# A noneffective descent datum: isomorphism not satisfying the cocycle condition

Let $$S,S'$$ be schemes, let $$\pi : S' \to S$$ be a morphism which is faithfully flat and locally of finite presentation, set $$S'' := S' \times_{S} S'$$ and $$S''' := S' \times_{S} S' \times_{S} S'$$ with projections $$p_{1},p_{2} : S'' \to S'$$ and $$p_{12},p_{13},p_{23} : S''' \to S''$$. Let $$\mathcal{E}'$$ be a vector bundle on $$S'$$ such that there is an isomorphism $$\varphi : p_{1}^{\ast}\mathcal{E}' \to p_{2}^{\ast}\mathcal{E}'$$ of $$\mathcal{O}_{S''}$$-modules.
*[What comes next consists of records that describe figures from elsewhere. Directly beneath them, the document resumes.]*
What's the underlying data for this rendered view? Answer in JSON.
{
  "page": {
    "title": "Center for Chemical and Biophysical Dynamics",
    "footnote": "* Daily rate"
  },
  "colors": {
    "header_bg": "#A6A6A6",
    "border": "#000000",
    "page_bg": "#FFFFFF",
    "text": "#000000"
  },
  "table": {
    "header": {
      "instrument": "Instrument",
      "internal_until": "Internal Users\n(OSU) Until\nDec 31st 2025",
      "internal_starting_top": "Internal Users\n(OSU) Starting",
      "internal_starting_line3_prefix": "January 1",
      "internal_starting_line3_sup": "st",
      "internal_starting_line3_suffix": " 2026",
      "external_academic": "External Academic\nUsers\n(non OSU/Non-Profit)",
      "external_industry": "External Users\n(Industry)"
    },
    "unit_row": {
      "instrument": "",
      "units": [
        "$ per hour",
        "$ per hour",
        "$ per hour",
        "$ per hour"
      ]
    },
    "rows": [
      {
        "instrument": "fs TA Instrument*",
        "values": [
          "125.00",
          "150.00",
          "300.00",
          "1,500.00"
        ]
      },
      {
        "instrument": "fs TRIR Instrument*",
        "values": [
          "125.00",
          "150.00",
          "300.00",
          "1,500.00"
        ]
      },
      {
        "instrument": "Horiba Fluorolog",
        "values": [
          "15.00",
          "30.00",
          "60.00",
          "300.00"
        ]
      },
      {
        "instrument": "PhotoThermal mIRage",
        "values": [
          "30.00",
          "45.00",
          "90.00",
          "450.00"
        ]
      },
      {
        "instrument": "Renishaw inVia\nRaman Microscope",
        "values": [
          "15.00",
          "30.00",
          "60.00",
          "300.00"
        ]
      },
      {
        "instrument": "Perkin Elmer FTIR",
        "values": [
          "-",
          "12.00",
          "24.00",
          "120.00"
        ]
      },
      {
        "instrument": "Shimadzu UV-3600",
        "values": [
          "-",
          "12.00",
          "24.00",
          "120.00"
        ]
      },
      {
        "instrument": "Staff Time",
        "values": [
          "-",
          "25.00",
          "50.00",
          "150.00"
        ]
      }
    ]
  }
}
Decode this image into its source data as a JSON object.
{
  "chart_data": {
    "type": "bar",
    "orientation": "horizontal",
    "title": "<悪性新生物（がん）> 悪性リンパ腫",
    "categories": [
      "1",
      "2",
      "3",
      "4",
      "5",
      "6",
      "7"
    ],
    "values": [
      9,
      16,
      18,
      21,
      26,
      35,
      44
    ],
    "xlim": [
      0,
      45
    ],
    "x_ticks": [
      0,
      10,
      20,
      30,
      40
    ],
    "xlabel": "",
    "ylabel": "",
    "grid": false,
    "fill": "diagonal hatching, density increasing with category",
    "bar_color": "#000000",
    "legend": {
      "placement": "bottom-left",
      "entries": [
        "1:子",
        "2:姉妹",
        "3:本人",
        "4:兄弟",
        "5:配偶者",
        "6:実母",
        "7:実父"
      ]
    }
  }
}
What's an example of such $$S,S',\pi,\mathcal{E}'$$ such that $$\mathcal{E}'$$ does not descend to $$S$$, i.e. there does not exist a vector bundle $$\mathcal{E}$$ on $$S$$ and an $$\mathcal{O}_{S'}$$-module isomorphism $$\pi^{\ast}\mathcal{E} \simeq \mathcal{E}'$$?

Thoughts:

• Such $$\mathcal{E}$$ exists if and only if there exists some $$\psi \in \operatorname{Aut}_{\mathcal{O}_{S''}}(p_{1}^{\ast}\mathcal{E}')$$ such that the cocycle condition $$p_{23}^{\ast}(\varphi \circ \psi) \circ p_{12}^{\ast}(\varphi \circ \psi) = p_{13}^{\ast}(\varphi \circ \psi)$$ is satisfied.
• If $$\pi$$ admits a section $$\sigma : S \to S'$$, then we can take $$\mathcal{E} = \sigma^{\ast}\mathcal{E}'$$ and pull back $$\varphi$$ via an induced section $$S' \to S''$$.
• If $$S = \operatorname{Spec} k$$ and $$S'$$ is a smooth projective geometrically integral $$k$$-scheme and $$\mathcal{E}'$$ is a line bundle, then $$\operatorname{Pic}(S') \times \operatorname{Pic}(S') \to \operatorname{Pic}(S'')$$ is injective so the existence of $$\varphi$$ implies that $$\mathcal{E}' \simeq \mathcal{O}_{S'}$$.

This already fails for line bundles on smooth projective curves: let $$X$$ be 'the' pointless conic over $$\mathbb{R}$$, given by the closed subscheme of $$\mathbb{P}^2_{\mathbb{R}}$$ cut out by $$X^2+Y^2+Z^2 = 0$$. It is smooth, projective, geometrically integral over $$\mathbb{R}$$, and $$X(\mathbb{R})= \emptyset$$. In your notation, we let $$\pi\colon S' \rightarrow S$$ be the fppf morphism $$X_{\mathbb{C}} \rightarrow X$$. In this case fppf descent translates into Galois descent.
Since $$X_{\mathbb{C}} \simeq \mathbb{P}^1_{\mathbb{C}}$$, the isomorphism class of a line bundle on $$X_{\mathbb{C}}$$ is determined by its degree. Since the action of $$Gal(\mathbb{C}|\mathbb{R})$$ preserves degrees of divisors, we have that $$L \simeq c^*L$$ if $$c$$ denotes complex conjugation $$X_{\mathbb{C}} \rightarrow X_{\mathbb{C}}$$. Therefore a line bundle $$L$$ on $$X_{\mathbb{C}}$$ of degree $$1$$ gives an example you're looking for. Indeed we have just seen that $$c^* L\simeq L$$, and if there were a line bundle $$M$$ on $$X_{\mathbb{R}}$$ complexifying to $$L$$, it would need to have degree $$1$$ hence (by Riemann-Roch) be effective, which is impossible since $$X(\mathbb{R})=\emptyset$$.